BGH XII ZB 567/15 – Versäumung der Beschwerdebegründungsfrist

Februar 22, 2023

BGH XII ZB 567/15 – Versäumung der Beschwerdebegründungsfrist

RA und Notar Krau

In der Entscheidung BGH XII ZB 567/15 vom 25. Januar 2017 behandelt der Bundesgerichtshof (BGH) die Frage der Versäumung

der Beschwerdebegründungsfrist aufgrund der Angabe eines falschen Aktenzeichens.

Es geht um einen Streit über Kindes- und Trennungsunterhalt zwischen den Beteiligten, während parallel ein Verfahren über nachehelichen Unterhalt läuft.

Das Amtsgericht hatte den Antragsgegner zur Zahlung von Kindes- und Trennungsunterhalt verpflichtet, wogegen dieser Beschwerde einlegte.

In der Begründung vom 20. September 2015 wurde jedoch irrtümlich das Aktenzeichen des parallelen Verfahrens bezüglich nachehelichen Unterhalts angegeben.

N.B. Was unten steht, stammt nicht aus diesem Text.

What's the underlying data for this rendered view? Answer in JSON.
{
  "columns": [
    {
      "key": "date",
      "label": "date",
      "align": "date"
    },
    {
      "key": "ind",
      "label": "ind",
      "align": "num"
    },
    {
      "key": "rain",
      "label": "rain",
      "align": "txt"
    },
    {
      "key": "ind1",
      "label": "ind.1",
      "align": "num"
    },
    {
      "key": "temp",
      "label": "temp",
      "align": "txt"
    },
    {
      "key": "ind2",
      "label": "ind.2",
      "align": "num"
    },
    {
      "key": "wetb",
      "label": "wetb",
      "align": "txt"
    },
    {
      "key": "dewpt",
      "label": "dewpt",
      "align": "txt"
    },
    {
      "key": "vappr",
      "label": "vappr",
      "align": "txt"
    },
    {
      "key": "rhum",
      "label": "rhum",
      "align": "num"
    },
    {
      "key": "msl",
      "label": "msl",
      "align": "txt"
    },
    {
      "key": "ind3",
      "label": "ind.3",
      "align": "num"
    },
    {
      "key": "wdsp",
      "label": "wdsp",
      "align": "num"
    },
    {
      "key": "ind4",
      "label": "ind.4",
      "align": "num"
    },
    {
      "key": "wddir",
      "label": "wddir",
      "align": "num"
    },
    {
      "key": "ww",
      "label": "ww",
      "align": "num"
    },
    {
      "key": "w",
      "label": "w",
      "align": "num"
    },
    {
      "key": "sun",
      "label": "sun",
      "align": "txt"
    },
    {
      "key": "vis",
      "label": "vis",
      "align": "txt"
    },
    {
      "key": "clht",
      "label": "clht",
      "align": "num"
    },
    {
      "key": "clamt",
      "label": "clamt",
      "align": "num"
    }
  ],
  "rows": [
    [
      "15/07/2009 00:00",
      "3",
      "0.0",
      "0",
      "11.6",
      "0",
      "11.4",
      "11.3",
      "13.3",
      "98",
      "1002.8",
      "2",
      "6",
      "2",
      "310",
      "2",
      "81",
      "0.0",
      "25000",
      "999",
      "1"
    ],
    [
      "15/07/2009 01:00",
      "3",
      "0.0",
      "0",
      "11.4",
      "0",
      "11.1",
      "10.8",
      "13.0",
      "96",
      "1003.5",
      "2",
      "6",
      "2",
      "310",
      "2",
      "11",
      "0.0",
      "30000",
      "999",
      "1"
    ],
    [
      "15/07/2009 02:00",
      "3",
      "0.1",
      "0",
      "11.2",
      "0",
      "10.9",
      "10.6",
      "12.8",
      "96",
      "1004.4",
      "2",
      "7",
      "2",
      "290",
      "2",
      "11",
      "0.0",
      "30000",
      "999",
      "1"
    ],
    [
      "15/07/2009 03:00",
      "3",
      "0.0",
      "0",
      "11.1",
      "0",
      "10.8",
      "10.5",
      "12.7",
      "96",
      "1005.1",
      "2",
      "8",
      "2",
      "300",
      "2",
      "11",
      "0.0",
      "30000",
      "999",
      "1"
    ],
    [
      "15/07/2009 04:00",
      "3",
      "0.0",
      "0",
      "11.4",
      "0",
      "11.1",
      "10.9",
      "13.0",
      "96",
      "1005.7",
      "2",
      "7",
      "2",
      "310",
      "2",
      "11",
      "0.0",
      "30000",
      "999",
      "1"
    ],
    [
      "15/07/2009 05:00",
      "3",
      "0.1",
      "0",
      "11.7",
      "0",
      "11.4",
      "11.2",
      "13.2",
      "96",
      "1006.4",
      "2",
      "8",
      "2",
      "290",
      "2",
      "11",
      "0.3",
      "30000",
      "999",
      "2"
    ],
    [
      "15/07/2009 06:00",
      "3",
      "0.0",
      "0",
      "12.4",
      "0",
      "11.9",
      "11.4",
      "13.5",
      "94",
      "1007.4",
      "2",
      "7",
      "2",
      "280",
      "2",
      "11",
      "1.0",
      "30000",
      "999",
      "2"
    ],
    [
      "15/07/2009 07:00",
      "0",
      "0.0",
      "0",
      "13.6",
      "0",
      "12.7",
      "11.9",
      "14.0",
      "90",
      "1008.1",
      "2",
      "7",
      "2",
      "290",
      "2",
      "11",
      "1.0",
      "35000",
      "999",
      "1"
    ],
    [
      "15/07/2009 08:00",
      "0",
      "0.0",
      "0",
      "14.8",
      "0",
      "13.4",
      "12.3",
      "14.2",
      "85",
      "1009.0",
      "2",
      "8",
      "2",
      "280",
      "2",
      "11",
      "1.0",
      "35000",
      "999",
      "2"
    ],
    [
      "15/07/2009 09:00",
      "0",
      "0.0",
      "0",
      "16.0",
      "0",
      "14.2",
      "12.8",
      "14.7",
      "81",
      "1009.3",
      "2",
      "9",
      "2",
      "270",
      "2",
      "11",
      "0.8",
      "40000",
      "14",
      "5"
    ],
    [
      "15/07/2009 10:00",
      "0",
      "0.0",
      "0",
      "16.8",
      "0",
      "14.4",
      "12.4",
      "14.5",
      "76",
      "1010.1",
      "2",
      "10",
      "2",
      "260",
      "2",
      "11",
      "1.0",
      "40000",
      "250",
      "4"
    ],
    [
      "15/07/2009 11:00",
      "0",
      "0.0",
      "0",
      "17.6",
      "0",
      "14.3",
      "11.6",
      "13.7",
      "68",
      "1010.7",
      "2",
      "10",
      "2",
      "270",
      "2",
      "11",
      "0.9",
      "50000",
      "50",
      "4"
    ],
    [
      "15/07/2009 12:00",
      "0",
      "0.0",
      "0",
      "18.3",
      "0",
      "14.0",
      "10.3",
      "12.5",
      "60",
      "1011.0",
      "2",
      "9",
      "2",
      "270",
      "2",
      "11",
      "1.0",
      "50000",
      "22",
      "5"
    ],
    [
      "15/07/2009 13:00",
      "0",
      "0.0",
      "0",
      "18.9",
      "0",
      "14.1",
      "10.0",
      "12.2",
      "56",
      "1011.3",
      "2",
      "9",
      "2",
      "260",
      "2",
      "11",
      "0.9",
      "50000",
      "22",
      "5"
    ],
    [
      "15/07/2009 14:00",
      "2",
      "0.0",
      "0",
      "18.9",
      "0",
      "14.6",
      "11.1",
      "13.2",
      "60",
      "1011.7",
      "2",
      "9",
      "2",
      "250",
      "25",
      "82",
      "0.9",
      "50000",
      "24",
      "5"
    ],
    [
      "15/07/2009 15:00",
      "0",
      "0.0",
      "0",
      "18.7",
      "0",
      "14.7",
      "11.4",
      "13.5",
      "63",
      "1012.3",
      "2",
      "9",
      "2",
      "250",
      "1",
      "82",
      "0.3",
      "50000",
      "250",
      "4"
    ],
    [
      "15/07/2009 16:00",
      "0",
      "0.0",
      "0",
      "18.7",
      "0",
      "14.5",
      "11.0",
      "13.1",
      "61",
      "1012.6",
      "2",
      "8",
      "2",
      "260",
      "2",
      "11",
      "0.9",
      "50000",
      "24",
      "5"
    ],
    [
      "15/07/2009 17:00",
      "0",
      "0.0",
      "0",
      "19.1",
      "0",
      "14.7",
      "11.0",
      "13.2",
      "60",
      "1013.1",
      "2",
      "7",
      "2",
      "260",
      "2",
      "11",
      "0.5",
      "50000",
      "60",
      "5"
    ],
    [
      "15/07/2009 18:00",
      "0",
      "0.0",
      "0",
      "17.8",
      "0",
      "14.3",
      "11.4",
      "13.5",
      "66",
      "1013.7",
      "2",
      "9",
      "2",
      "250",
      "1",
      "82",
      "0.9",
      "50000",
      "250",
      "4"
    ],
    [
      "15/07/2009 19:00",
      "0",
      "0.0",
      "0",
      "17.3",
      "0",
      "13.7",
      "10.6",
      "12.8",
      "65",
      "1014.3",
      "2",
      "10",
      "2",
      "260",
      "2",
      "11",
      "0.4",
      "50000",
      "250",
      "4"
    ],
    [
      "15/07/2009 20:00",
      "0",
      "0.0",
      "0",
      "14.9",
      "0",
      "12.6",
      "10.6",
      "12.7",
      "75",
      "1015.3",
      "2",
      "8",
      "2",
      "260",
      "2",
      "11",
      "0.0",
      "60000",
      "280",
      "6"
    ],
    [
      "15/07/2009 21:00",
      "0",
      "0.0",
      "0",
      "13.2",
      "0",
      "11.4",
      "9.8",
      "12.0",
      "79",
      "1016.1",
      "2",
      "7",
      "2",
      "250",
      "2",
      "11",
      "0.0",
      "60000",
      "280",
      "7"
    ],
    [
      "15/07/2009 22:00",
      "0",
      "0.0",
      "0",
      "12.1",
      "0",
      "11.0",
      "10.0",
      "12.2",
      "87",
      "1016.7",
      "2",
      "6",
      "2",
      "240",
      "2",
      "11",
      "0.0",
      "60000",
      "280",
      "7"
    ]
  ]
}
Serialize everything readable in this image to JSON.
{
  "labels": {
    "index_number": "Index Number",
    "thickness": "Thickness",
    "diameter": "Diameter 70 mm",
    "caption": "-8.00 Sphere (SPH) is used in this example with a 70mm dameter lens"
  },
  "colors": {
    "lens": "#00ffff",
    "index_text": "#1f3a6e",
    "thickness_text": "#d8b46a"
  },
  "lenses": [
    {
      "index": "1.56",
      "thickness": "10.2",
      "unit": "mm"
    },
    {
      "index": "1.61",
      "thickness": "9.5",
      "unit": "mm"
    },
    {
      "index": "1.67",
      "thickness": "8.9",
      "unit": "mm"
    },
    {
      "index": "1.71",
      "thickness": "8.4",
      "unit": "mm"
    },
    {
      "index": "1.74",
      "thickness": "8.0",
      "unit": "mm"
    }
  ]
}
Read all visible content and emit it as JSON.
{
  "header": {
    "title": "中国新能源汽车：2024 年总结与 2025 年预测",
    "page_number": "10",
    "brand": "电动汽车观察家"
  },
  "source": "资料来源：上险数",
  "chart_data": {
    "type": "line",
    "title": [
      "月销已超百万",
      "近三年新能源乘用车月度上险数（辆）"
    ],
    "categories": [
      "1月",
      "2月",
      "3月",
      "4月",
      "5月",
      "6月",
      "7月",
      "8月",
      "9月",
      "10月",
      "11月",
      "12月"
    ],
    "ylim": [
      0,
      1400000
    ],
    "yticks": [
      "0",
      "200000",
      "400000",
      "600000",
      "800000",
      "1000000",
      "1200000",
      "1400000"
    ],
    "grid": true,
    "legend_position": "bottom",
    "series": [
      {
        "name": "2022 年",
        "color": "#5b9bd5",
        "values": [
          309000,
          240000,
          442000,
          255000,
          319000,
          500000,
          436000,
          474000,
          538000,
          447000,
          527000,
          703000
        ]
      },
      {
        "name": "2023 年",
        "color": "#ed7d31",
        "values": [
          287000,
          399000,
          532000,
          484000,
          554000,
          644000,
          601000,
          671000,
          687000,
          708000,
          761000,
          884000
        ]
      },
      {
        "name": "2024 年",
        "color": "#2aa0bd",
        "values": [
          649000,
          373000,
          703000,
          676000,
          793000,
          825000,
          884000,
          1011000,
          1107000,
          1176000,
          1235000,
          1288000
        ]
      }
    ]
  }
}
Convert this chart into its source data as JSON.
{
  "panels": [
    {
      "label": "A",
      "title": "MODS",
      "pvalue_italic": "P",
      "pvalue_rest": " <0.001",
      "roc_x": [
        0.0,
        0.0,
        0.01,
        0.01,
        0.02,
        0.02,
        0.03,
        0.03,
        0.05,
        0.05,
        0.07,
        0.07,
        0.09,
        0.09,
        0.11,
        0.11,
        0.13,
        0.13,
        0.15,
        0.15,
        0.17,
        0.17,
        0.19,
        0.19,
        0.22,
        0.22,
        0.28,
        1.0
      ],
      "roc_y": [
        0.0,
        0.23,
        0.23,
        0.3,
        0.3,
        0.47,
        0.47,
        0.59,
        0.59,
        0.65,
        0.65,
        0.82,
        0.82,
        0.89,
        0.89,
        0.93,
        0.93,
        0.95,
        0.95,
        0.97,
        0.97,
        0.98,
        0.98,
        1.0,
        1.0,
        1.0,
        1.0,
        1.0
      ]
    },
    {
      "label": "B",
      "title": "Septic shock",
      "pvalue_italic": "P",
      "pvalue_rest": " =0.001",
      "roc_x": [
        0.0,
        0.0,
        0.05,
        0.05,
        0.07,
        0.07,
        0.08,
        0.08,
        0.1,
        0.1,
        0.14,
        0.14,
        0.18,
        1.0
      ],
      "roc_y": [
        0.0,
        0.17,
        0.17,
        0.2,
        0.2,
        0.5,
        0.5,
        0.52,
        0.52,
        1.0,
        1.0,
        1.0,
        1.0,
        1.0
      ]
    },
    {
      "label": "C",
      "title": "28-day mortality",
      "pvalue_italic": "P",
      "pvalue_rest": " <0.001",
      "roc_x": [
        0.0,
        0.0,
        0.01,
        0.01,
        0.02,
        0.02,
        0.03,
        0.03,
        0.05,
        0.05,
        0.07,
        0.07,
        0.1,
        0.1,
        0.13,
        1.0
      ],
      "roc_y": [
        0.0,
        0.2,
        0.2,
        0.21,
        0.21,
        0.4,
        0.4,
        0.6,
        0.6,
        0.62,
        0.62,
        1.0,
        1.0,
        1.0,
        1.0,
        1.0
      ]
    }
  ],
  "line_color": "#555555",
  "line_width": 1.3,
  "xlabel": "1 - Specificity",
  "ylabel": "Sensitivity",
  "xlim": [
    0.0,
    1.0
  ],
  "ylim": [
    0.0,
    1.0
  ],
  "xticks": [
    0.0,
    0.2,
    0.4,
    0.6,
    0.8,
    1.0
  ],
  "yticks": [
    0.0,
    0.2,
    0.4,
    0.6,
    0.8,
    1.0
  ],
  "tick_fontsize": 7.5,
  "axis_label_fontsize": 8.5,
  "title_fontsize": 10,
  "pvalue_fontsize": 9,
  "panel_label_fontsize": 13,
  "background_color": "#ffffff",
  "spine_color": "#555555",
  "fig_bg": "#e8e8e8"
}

Das Oberlandesgericht Hamm verwarf die Beschwerde mit der Begründung, dass sich die Beschwerdebegründung

nur auf das Verfahren zum nachehelichen Unterhalt beziehen würde, da das falsche Aktenzeichen angegeben war.

Der BGH hob diesen Beschluss auf und verwies die Sache zur erneuten Entscheidung an das Oberlandesgericht zurück.

BGH XII ZB 567/15 – Versäumung der Beschwerdebegründungsfrist

Nach Auffassung des BGH hätte die Beschwerdebegründung nicht unbeachtet bleiben dürfen.

Die Angabe eines falschen Aktenzeichens allein stellt keinen Grund dar, die Beschwerde als unzulässig zu verwerfen.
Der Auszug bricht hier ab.